Ein Amazonas-Tapir. Foto: Pierre Pouliquin, CC BY-NC 2.0

Wissenschaftler haben festgestellt, dass Tapire auf niedergebrannten Böden im Vergleich mit intaktem Regenwald das Dreifache an Ausscheidungen hinterlassen und entsprechend mehr Samen verteilen. Die Tiere könnten also einen wichtigen Beitrag dazu leisten, dass von Menschen zerstörte Wälder sich auf natürliche Weise wieder erholen und wieder ihre Funktion als Kohlenstoffspeicher übernehmen. Für die Eindämmung des Klimawandels ein ganz neuer Ansatz.
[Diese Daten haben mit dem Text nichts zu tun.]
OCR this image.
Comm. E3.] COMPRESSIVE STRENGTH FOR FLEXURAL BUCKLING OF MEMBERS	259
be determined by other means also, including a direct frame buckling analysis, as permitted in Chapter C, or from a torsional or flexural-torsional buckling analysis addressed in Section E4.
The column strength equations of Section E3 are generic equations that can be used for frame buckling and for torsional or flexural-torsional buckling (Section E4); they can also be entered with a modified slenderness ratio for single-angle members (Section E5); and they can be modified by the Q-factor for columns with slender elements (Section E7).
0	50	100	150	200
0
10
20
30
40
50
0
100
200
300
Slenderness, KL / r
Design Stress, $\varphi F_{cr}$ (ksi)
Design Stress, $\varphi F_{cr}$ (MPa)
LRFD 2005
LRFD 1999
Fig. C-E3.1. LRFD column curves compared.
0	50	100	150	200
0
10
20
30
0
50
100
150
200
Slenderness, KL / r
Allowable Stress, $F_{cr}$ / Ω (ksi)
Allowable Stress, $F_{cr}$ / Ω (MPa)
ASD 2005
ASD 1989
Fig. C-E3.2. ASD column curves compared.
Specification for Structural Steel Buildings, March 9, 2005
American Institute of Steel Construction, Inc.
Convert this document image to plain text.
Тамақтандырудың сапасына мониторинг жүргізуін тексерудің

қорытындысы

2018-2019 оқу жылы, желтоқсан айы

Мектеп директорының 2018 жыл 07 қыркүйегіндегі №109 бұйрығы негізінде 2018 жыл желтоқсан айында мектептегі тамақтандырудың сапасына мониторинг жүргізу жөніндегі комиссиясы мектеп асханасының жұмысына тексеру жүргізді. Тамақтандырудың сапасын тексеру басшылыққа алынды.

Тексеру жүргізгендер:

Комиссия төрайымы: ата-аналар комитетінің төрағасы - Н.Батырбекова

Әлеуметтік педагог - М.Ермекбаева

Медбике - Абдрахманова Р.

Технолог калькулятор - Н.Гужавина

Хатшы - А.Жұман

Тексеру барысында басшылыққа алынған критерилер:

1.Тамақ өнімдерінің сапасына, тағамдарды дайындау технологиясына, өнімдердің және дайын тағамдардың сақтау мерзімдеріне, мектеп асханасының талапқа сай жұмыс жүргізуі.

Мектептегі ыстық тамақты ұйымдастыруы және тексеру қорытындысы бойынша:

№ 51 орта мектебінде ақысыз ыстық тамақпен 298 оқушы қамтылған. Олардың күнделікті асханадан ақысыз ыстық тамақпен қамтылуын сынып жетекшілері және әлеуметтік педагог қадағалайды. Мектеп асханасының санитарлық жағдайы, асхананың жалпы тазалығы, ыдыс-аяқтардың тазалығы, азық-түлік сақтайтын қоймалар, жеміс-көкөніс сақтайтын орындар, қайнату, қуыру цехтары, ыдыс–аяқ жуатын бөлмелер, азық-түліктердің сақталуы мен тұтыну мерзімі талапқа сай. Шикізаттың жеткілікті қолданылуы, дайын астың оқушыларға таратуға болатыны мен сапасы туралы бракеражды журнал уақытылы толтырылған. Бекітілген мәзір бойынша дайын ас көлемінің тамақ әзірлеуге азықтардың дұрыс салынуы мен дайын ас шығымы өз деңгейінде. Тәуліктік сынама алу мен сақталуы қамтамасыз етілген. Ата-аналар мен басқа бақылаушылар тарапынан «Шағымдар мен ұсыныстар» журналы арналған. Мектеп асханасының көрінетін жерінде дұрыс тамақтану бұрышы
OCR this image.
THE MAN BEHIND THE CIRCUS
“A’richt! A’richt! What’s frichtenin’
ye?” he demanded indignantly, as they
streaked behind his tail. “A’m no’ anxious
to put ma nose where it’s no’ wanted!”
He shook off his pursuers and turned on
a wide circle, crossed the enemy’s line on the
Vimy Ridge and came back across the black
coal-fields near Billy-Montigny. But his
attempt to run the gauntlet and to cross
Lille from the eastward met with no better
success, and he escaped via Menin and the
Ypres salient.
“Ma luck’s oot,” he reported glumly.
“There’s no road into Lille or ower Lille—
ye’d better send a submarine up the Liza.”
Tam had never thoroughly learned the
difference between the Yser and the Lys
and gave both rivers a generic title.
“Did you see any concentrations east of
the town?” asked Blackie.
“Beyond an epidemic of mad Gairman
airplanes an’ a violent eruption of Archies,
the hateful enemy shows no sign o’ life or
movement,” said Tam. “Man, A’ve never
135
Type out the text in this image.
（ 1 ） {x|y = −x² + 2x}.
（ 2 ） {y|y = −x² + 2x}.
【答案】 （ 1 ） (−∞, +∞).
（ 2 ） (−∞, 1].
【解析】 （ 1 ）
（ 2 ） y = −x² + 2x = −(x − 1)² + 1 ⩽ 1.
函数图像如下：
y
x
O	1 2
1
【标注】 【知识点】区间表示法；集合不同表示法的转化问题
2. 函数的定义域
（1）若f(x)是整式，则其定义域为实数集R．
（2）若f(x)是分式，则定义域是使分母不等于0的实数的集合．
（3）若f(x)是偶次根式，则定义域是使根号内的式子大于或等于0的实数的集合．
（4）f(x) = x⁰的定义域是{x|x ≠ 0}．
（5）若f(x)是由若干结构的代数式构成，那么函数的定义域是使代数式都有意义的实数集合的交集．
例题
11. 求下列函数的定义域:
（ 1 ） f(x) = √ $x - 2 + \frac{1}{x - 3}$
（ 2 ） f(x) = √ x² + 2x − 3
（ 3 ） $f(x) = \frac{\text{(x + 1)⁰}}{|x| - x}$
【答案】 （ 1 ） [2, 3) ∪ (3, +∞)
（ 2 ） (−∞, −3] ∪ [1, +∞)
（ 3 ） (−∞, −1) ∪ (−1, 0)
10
Tapire ernähren sich von Früchten. Die Forscher fanden heraus, dass die Säugetiere doppelt so viel Zeit in Gebieten niedergebrannten Waldes verbringen wie in noch relativ intakten Regenwäldern. Die Menge der verstreuten Samen ist dementsprechend höher. Ein weiterer Grund also, dieses für Südamerika typische Säugetier zu schützen. Der Ökologe Lucas Paolucci, Hauptautor der Studie, und seine Kollegen haben ihre Erkenntnisse in der Fachzeitschrift „Biotropica“ veröffentlicht.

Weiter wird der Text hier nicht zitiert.